Audience: 10-12 years
Review by Sarah Bihn (she/her)
MLIS Student, Kent State University iSchool
When Hanna and her widowed father settle in the small town of LaForge in the Dakota Territory, Hanna is both excited and worried. Excited because after three years of traveling, they are finally in a town where they bought a store instead of renting–meaning her father intends to stay for longer than normal–and because she might be able to go to an actual school. Since leaving behind San Francisco, Hanna has not felt welcomed in any town she and her father try to settle in. However, in LaForge, the Justice of the Peace is a friend of her father’s, and there is a chance he might let her go to school with the other town children.
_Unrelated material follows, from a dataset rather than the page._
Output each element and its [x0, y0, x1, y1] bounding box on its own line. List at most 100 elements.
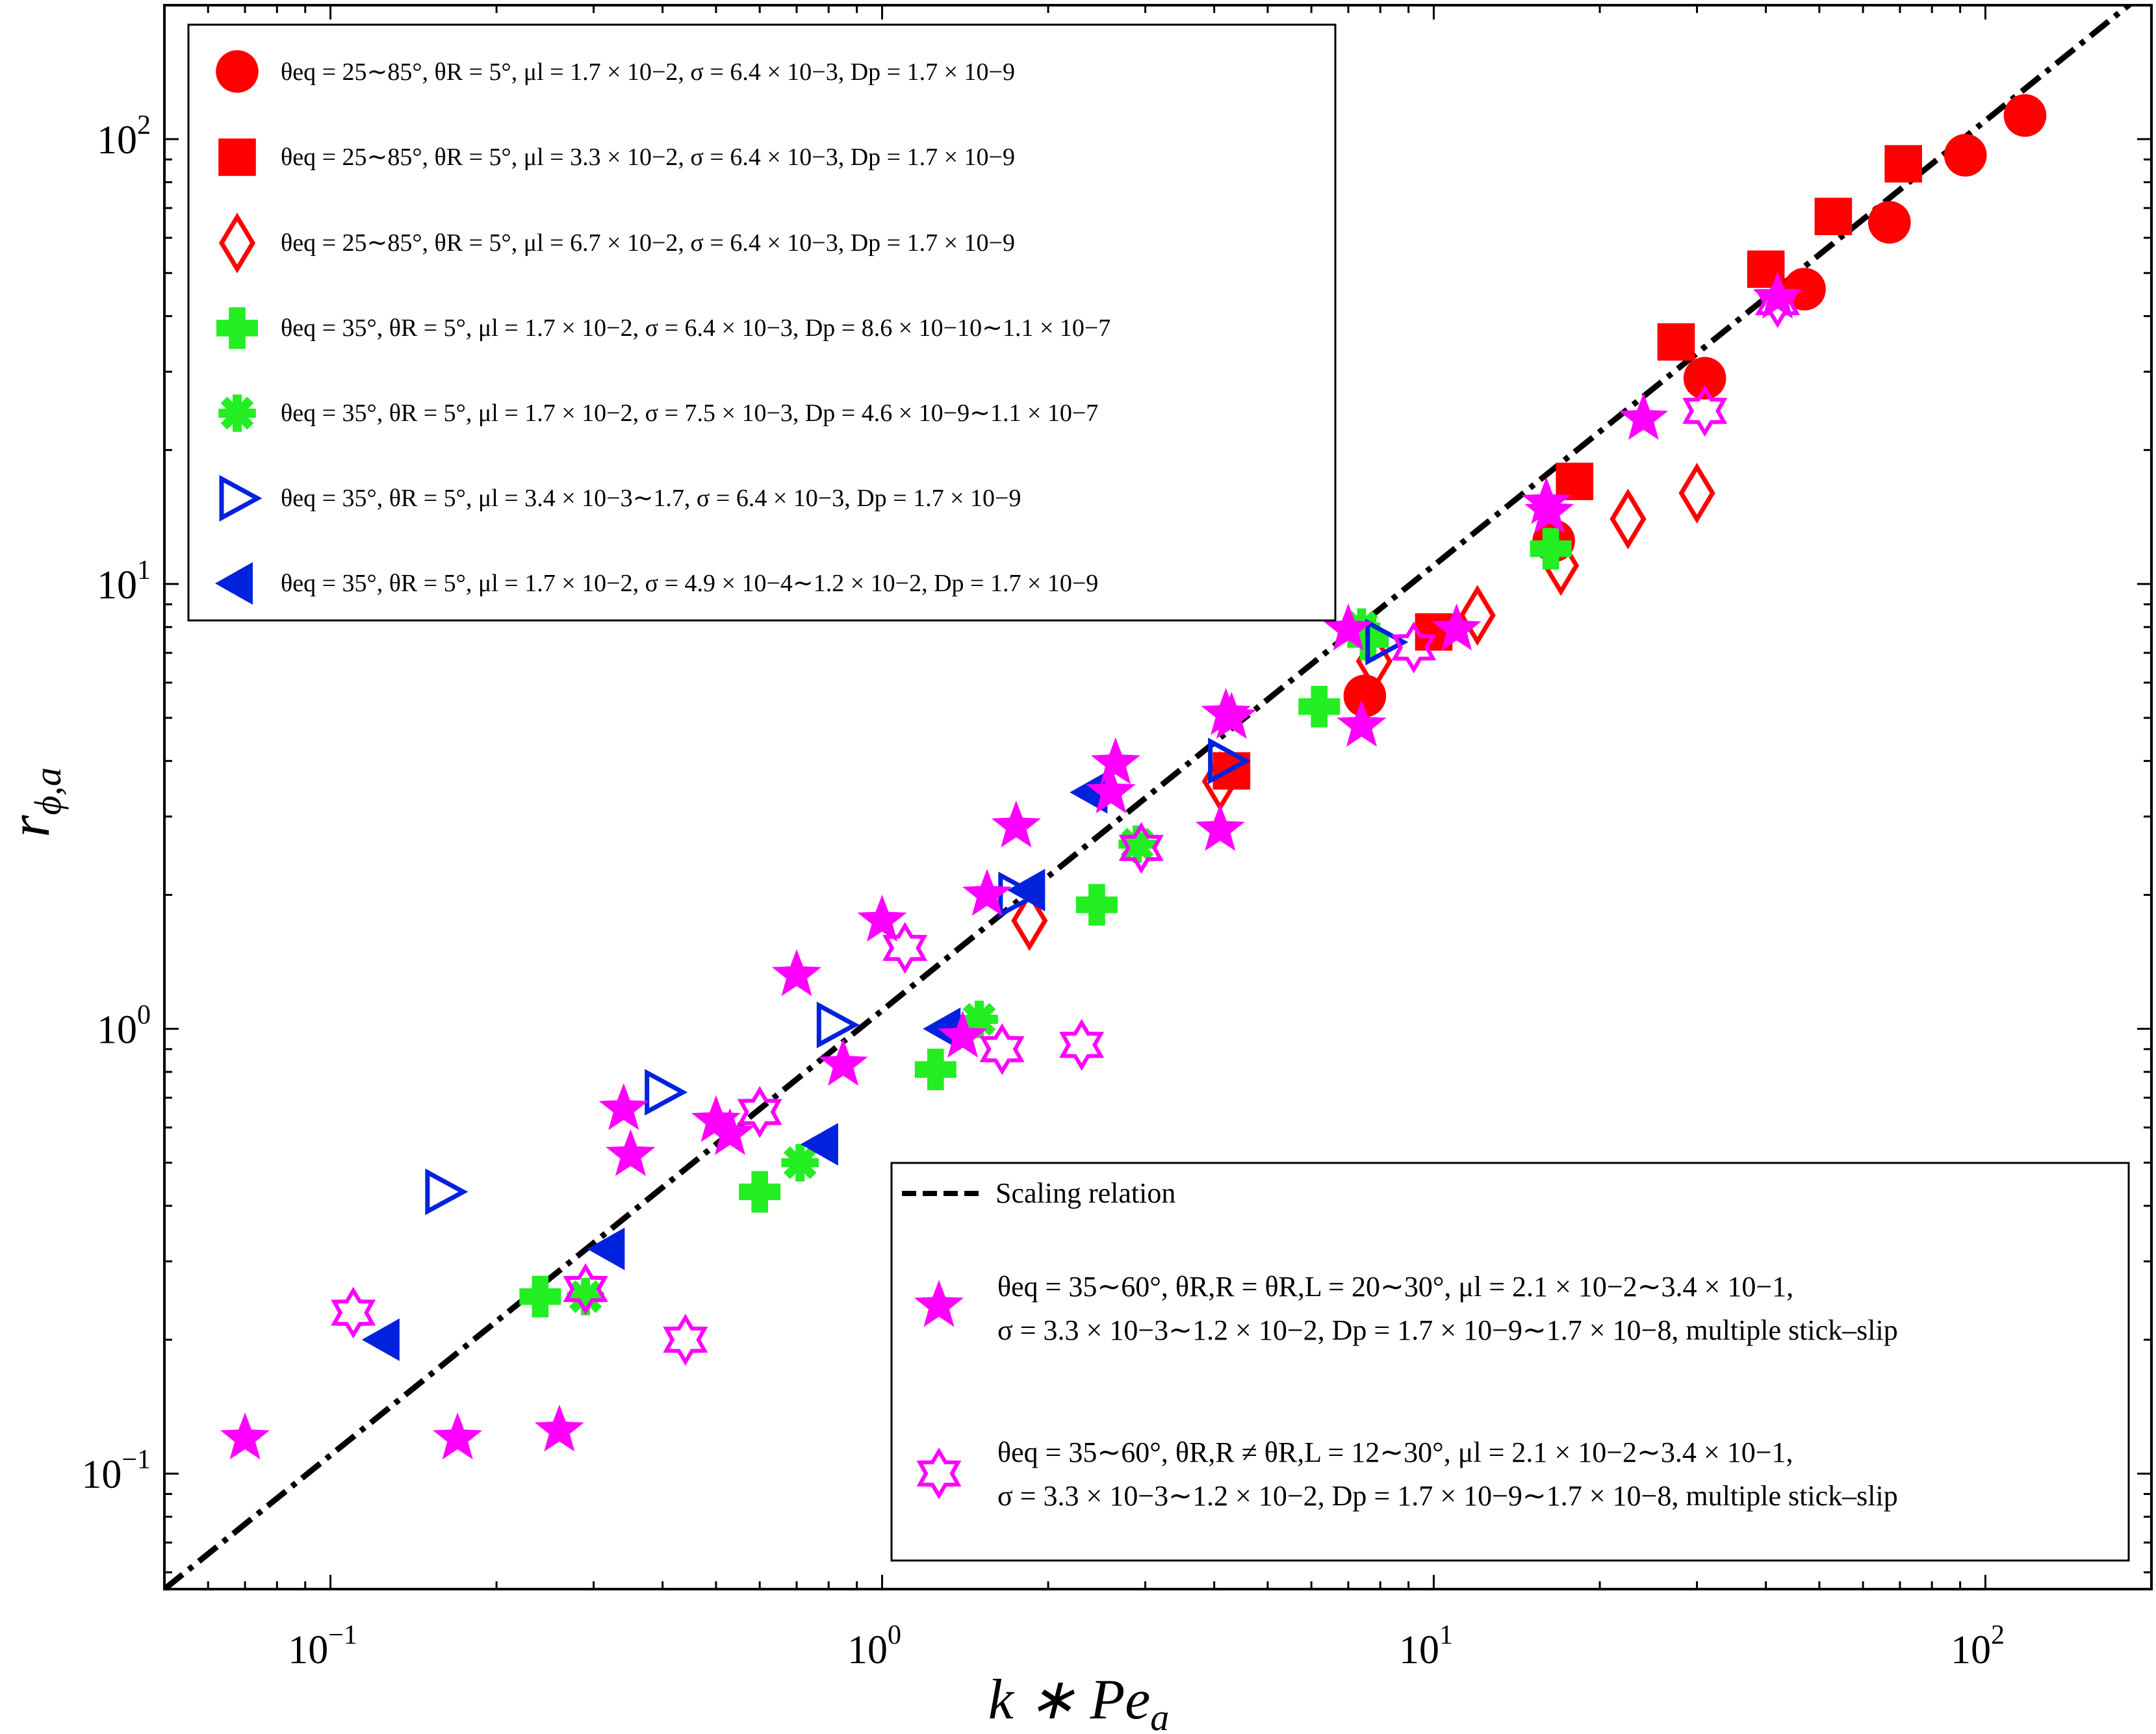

Granted, it is a one-room school, but Hanna is determined to graduate. However, the worries of being half-Asian in 1880 and the prejudice of the town weigh down on Hanna’s aspirations.
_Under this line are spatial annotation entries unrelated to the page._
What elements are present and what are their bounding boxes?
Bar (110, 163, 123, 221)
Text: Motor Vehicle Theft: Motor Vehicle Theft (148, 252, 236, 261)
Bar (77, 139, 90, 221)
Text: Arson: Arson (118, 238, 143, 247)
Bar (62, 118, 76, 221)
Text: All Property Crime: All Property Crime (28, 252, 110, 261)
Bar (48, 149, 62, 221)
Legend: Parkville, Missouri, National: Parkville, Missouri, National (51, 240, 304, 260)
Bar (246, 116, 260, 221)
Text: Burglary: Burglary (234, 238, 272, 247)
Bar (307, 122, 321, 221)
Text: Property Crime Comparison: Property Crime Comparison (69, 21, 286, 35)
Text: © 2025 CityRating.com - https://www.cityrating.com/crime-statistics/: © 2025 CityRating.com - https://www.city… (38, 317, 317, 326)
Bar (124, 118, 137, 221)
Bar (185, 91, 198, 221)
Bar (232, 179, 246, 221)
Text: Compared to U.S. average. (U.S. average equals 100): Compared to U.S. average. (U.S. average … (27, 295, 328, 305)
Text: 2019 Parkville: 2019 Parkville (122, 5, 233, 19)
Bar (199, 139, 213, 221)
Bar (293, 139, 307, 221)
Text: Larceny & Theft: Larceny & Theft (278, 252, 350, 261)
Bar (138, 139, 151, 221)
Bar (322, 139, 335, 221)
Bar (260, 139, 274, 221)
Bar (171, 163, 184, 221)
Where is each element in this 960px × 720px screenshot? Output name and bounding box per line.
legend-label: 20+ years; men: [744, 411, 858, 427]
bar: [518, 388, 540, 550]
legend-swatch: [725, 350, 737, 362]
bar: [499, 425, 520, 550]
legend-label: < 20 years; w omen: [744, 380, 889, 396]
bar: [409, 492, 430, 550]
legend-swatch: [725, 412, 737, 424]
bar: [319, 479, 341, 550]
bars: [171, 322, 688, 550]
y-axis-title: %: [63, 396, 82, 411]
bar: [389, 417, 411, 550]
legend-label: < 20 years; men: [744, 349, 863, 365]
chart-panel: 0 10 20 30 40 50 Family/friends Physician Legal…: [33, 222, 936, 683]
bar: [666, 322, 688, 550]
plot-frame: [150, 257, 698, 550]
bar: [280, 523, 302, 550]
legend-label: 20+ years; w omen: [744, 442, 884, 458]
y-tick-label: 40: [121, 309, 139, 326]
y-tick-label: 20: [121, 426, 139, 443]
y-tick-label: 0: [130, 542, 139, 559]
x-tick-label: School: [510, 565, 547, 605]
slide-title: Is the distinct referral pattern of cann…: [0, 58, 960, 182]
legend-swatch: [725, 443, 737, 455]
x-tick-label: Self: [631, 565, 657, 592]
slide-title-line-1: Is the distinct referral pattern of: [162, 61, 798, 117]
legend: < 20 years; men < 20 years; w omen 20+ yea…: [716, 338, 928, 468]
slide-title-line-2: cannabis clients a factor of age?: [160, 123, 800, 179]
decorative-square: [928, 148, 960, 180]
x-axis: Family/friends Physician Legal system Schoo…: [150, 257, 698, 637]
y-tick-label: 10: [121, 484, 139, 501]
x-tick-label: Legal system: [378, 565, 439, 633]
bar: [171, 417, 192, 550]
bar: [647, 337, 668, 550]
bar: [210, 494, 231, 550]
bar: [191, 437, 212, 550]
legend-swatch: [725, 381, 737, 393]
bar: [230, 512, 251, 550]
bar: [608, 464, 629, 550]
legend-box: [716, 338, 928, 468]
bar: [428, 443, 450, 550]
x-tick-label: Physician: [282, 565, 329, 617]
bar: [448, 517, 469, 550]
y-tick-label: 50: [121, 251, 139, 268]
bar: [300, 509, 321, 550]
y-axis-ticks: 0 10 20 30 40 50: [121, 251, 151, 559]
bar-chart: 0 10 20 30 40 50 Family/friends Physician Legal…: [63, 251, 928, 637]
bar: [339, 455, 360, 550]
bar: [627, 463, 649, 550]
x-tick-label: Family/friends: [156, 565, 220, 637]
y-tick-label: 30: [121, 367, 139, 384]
This historical fiction, told from the point-of-view of a diverse teenager, is a poignant reminder that there is more than one perspective to history. Hanna’s voice resonates with honesty and confusion as she tries to find friends among her classmates, and make LaForge her home. Her frank assessment of the world around her, from how the Native Americans are treated to how she herself is treated, is a powerful glimpse into the history of diverse communities and individuals in America. Throughout her journey, Hanna is guided by the memory of her mother’s strength and wisdom, and comes to find that she inherited more than just her appearances from her mother. Linda Sue Park is unafraid to write about the harmful effect of stereotypes and how they impact those they are directed at. Before Hanna and her father even enter LaForge, Hanna is bracing for the questions and stares that come with looking different from everyone else. Yet Hanna is never without hope, and her determination and perseverance in turn give hope to readers of her story.